With his confession off his lips, my stomach rolls, and I feel tears again, but I don’t care. I feel as if I’d rather die.

“You are out of my hands if Nick sells you, Julianna. You better pull your shit together and quickly.” His soft breath lingers at my ear, and I shiver. Damn him. Damn it all. A large part of me was hoping Travis really cared for me, or even that he was going to save me, but after today, I can see just whose side he’s on. I deserve this, I think to myself. I saw this very thing happening from day one.

“Do you understand? You better be scared; I have a job to do, and now you are out of my hands,” he emphasizes.

“Well, that should make you happy then...me being out of your hands,” I croak menacingly. My eyelashes are soaked, and I narrow my eyes, focusing on anger and rage instead of pitying myself.

He backs away from me, his body shaking with pure aggravation. He leans over and violently punches the Plexiglass beside my head, hard and fast. I hear a loud shattering sound as fragments crash to the floor. I immediately flinch away, squeezing my eyes tightly against the horror. “Do you want to be out of my hands, Julianna?” he roars, causing my body to shutter and shake uncontrollably. “Answer me!”

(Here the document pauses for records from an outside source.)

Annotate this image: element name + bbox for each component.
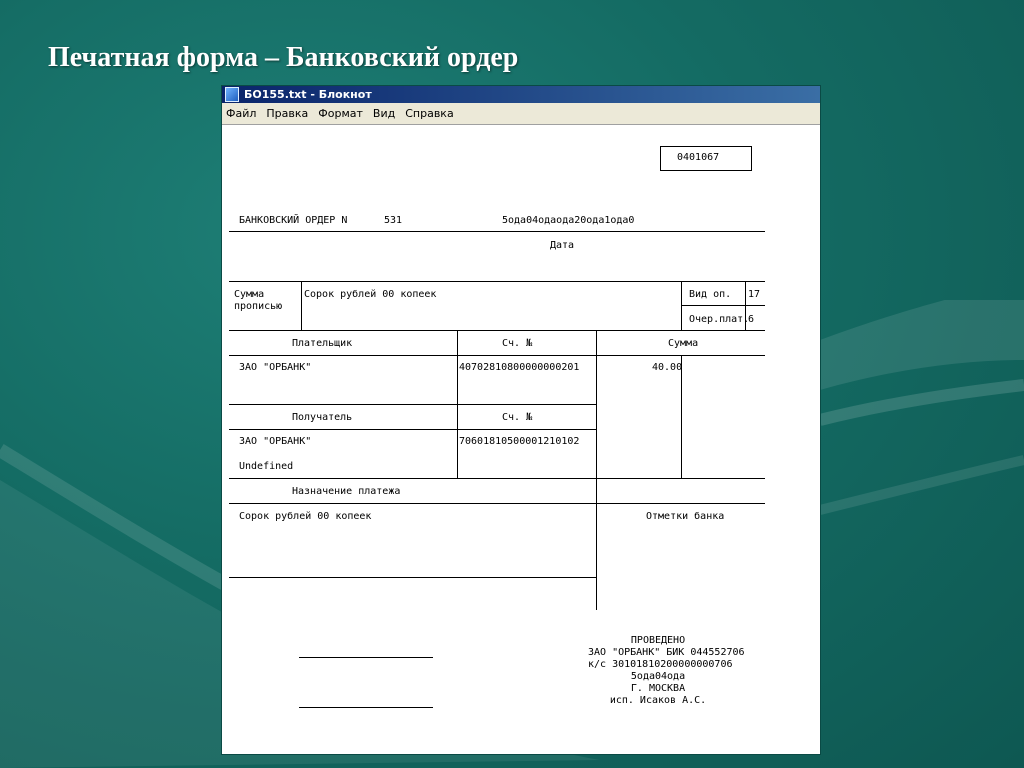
bank-stamp <box>588 635 745 707</box>
window-titlebar[interactable] <box>222 86 820 103</box>
divider <box>229 404 596 405</box>
stamp-line: ПРОВЕДЕНО <box>630 635 686 646</box>
signature-line <box>299 657 433 658</box>
op-type: 17 <box>748 289 761 300</box>
window-title: БО155.txt - Блокнот <box>244 88 372 101</box>
signature-line <box>299 707 433 708</box>
form-code: 0401067 <box>677 152 720 163</box>
menu-format[interactable]: Формат <box>318 107 363 120</box>
order-number: 531 <box>384 215 403 226</box>
divider <box>229 577 596 578</box>
divider <box>229 231 765 232</box>
order-date: 5ода04одаода20ода1ода0 <box>502 215 635 226</box>
priority-label: Очер.плат. <box>689 314 750 325</box>
stamp-line: к/с 30101810200000000706 <box>588 659 733 670</box>
divider <box>229 478 765 479</box>
priority: 6 <box>748 314 755 325</box>
sum-words-label: прописью <box>234 301 283 312</box>
payer-account: 40702810800000000201 <box>459 362 580 373</box>
divider <box>229 355 765 356</box>
purpose-header: Назначение платежа <box>292 486 401 497</box>
menu-edit[interactable]: Правка <box>266 107 309 120</box>
amount-value: 40.00 <box>652 362 683 373</box>
divider <box>229 503 765 504</box>
recipient-name: ЗАО "ОРБАНК" <box>239 436 312 447</box>
bank-marks-label: Отметки банка <box>646 511 725 522</box>
payer-header: Плательщик <box>292 338 353 349</box>
date-label: Дата <box>550 240 575 251</box>
slide-title: Печатная форма – Банковский ордер <box>48 42 519 73</box>
recipient-account-header: Сч. № <box>502 412 533 423</box>
order-label: БАНКОВСКИЙ ОРДЕР N <box>239 215 348 226</box>
stamp-line: Г. МОСКВА <box>630 683 686 694</box>
divider <box>229 330 765 331</box>
recipient-extra: Undefined <box>239 461 294 472</box>
recipient-account: 70601810500001210102 <box>459 436 580 447</box>
account-header: Сч. № <box>502 338 533 349</box>
menu-view[interactable]: Вид <box>372 107 396 120</box>
document-body[interactable] <box>222 125 820 754</box>
recipient-header: Получатель <box>292 412 353 423</box>
purpose-text: Сорок рублей 00 копеек <box>239 511 372 522</box>
divider <box>229 281 765 282</box>
op-type-label: Вид оп. <box>689 289 732 300</box>
divider <box>229 429 596 430</box>
divider <box>596 330 597 610</box>
stamp-line: 5ода04ода <box>630 671 686 682</box>
stamp-line: исп. Исаков А.С. <box>609 695 707 706</box>
payer-name: ЗАО "ОРБАНК" <box>239 362 312 373</box>
notepad-icon <box>225 87 239 102</box>
sum-words-label: Сумма <box>234 289 265 300</box>
divider <box>301 281 302 330</box>
notepad-window <box>222 86 820 754</box>
amount-header: Сумма <box>668 338 699 349</box>
menu-file[interactable]: Файл <box>226 107 257 120</box>
sum-words: Сорок рублей 00 копеек <box>304 289 437 300</box>
menu-bar <box>222 103 820 125</box>
divider <box>681 305 765 306</box>
menu-help[interactable]: Справка <box>405 107 454 120</box>
stamp-line: ЗАО "ОРБАНК" БИК 044552706 <box>588 647 745 658</box>
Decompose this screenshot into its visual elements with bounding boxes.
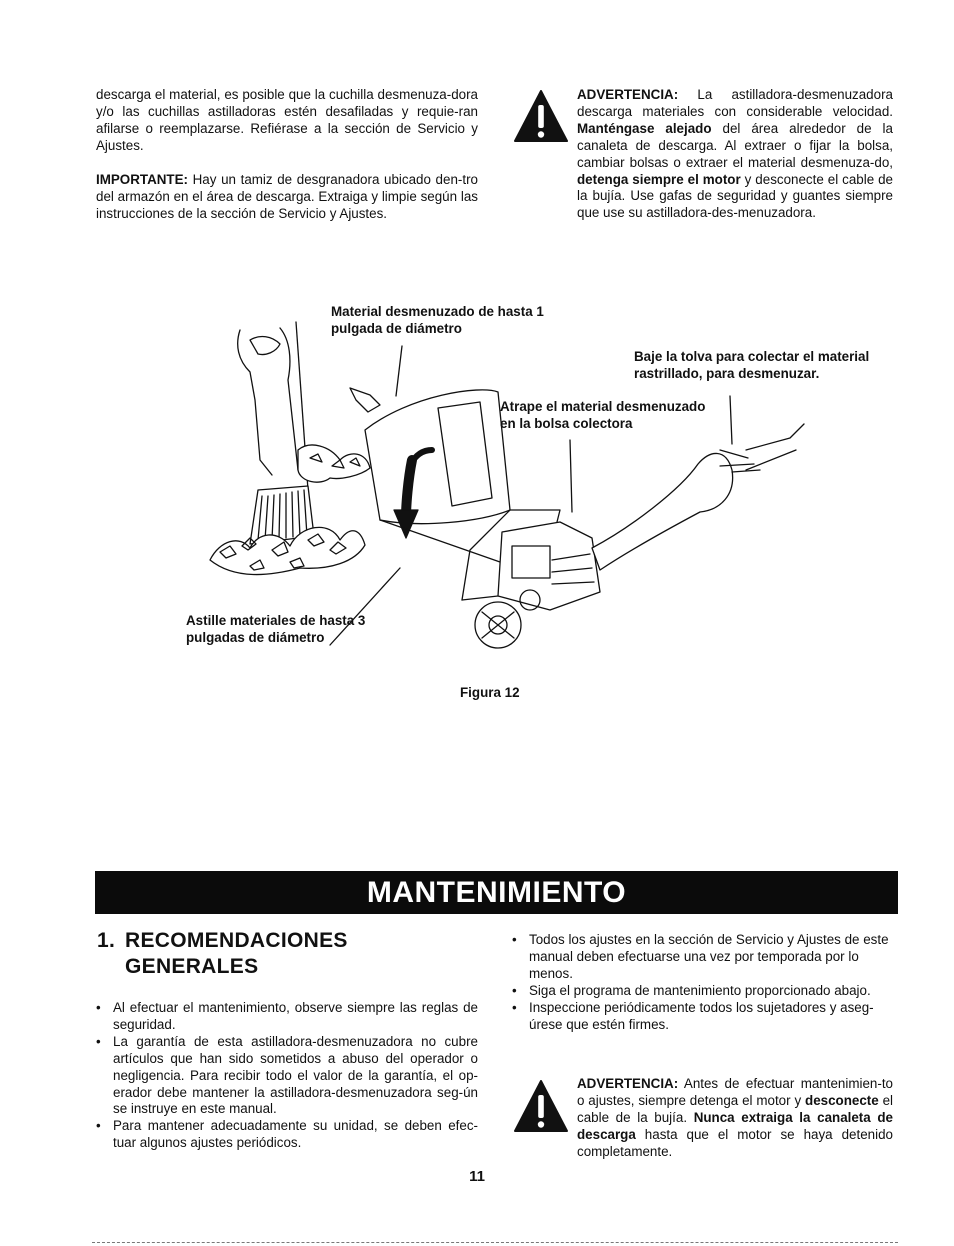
warning-text: Antes de efectuar mantenimien-to o ajustes, siempre detenga el motor y bbox=[577, 1076, 893, 1108]
bullet-list-right bbox=[510, 932, 894, 1033]
warning-bold-text: Nunca extraiga la canaleta de descarga bbox=[577, 1109, 893, 1142]
section-banner: MANTENIMIENTO bbox=[95, 871, 898, 914]
paragraph-importante bbox=[96, 172, 478, 223]
list-item: • La garantía de esta astilladora-desmenuzadora no cubre artículos que han sido sometidos a abuso del operador o negligencia. Para recibir todo el valor de la garantía, el op-erador debe mantener la astilladora-desmenuzadora seg-ún se instruye en este manual. bbox=[94, 1034, 478, 1119]
warning-label: ADVERTENCIA: bbox=[577, 1076, 679, 1091]
section-title-line: GENERALES bbox=[125, 955, 259, 978]
importante-label: IMPORTANTE: bbox=[96, 172, 188, 187]
leader-line-material bbox=[396, 346, 402, 396]
importante-text: Hay un tamiz de desgranadora ubicado den-tro del armazón en el área de descarga. Extraiga y limpie según las instrucciones de la sección de Servicio y Ajustes. bbox=[96, 172, 478, 221]
warning-label: ADVERTENCIA: bbox=[577, 87, 679, 102]
warning-triangle-icon bbox=[513, 88, 569, 144]
leader-line-tolva bbox=[730, 396, 732, 444]
section-title-line: RECOMENDACIONES bbox=[125, 929, 348, 952]
callout-material-1-inch: Material desmenuzado de hasta 1 pulgada de diámetro bbox=[331, 304, 544, 336]
warning-bold-text: detenga siempre el motor bbox=[577, 171, 741, 187]
figure-caption: Figura 12 bbox=[460, 685, 520, 700]
bullet-list-left bbox=[94, 1000, 478, 1152]
warning-maintenance bbox=[577, 1076, 893, 1161]
person-leg-line bbox=[238, 330, 272, 475]
list-item: • Inspeccione periódicamente todos los sujetadores y aseg-úrese que estén firmes. bbox=[510, 1000, 894, 1034]
warning-text: y desconecte el cable de la bujía. Use gafas de seguridad y guantes siempre que use su astilladora-des-menuzadora. bbox=[577, 171, 893, 221]
section-title bbox=[97, 928, 427, 980]
paragraph-dull-blades: descarga el material, es posible que la cuchilla desmenuza-dora y/o las cuchillas astilladoras estén desafiladas y requie-ran afilarse o reemplazarse. Refiérase a la sección de Servicio y Ajustes. bbox=[96, 87, 478, 153]
warning-bold-text: desconecte bbox=[805, 1092, 879, 1108]
footer-divider bbox=[92, 1242, 898, 1243]
warning-text: hasta que el motor se haya detenido completamente. bbox=[577, 1126, 893, 1159]
warning-text: el cable de la bujía. bbox=[577, 1092, 893, 1125]
list-item: • Todos los ajustes en la sección de Servicio y Ajustes de este manual deben efectuarse una vez por temporada por lo menos. bbox=[510, 932, 894, 983]
warning-discharge bbox=[577, 87, 893, 222]
leader-line-bolsa bbox=[570, 440, 572, 512]
warning-text: del área alrededor de la canaleta de descarga. Al extraer o fijar la bolsa, cambiar bolsas o extraer el material desmenuza-do, bbox=[577, 120, 893, 170]
page-number: 11 bbox=[469, 1168, 485, 1185]
list-item: • Al efectuar el mantenimiento, observe siempre las reglas de seguridad. bbox=[94, 1000, 478, 1034]
callout-lower-hopper: Baje la tolva para colectar el material rastrillado, para desmenuzar. bbox=[634, 349, 870, 381]
section-number: 1. bbox=[97, 929, 116, 952]
warning-bold-text: Manténgase alejado bbox=[577, 120, 712, 136]
list-item: • Para mantener adecuadamente su unidad, se deben efec-tuar algunos ajustes periódicos. bbox=[94, 1118, 478, 1152]
callout-collection-bag: Atrape el material desmenuzado en la bolsa colectora bbox=[500, 399, 706, 431]
list-item: • Siga el programa de mantenimiento proporcionado abajo. bbox=[510, 983, 894, 1000]
warning-text: La astilladora-desmenuzadora descarga materiales con considerable velocidad. bbox=[577, 87, 893, 119]
warning-triangle-icon bbox=[513, 1078, 569, 1134]
callout-chip-3-inch: Astille materiales de hasta 3 pulgadas de diámetro bbox=[186, 613, 366, 645]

“Yes…no, I don’t know!” I scream defensively. “I just want to go home,” I sob.

“This is your home! Your home is where Nick tells you it is, and you should be damn thankful it’s not in a cantina somewhere.” He’s scaring me; he’s so hard and cold. I don’t recognize this man in front of me. “Little girl, you don’t own yourself anymore. Your freedom is gone, so lose the fucking freedom-fighter role. Do you understand?” he bellows. His eyes no longer hold their beautiful iridescent color; they look dark and ominous.

Tears begin rolling down my cheeks; I hiccup, and somehow manage to whisper, “Yes, sir.”

“You want to know what a cantina would be like, Julianna?” I shake my head in an emphatic no. “What? You mean you’re not curious? How about I give you a firsthand experience of what you’re missing?” His voice is hateful, evil, and merciless. “Come on, baby. I know you must want this; otherwise, you wouldn’t have disobeyed. How about we try out this cat-o’-nine-tails? Hmm?” He reaches through the jagged opening his fist had created and pulls out an implement. “Oh, or maybe a cane? That will fuckin’ get your attention, because it seems nothing else will!” he yells the last of his words. My breath hitches as he dusts my chest with the leather whip, or whatever the hell it is, and I can’t catch my breath. “Or have you secretly been wanting to be a bad little girl all along, throwing a fit so one of us will give you the kink?”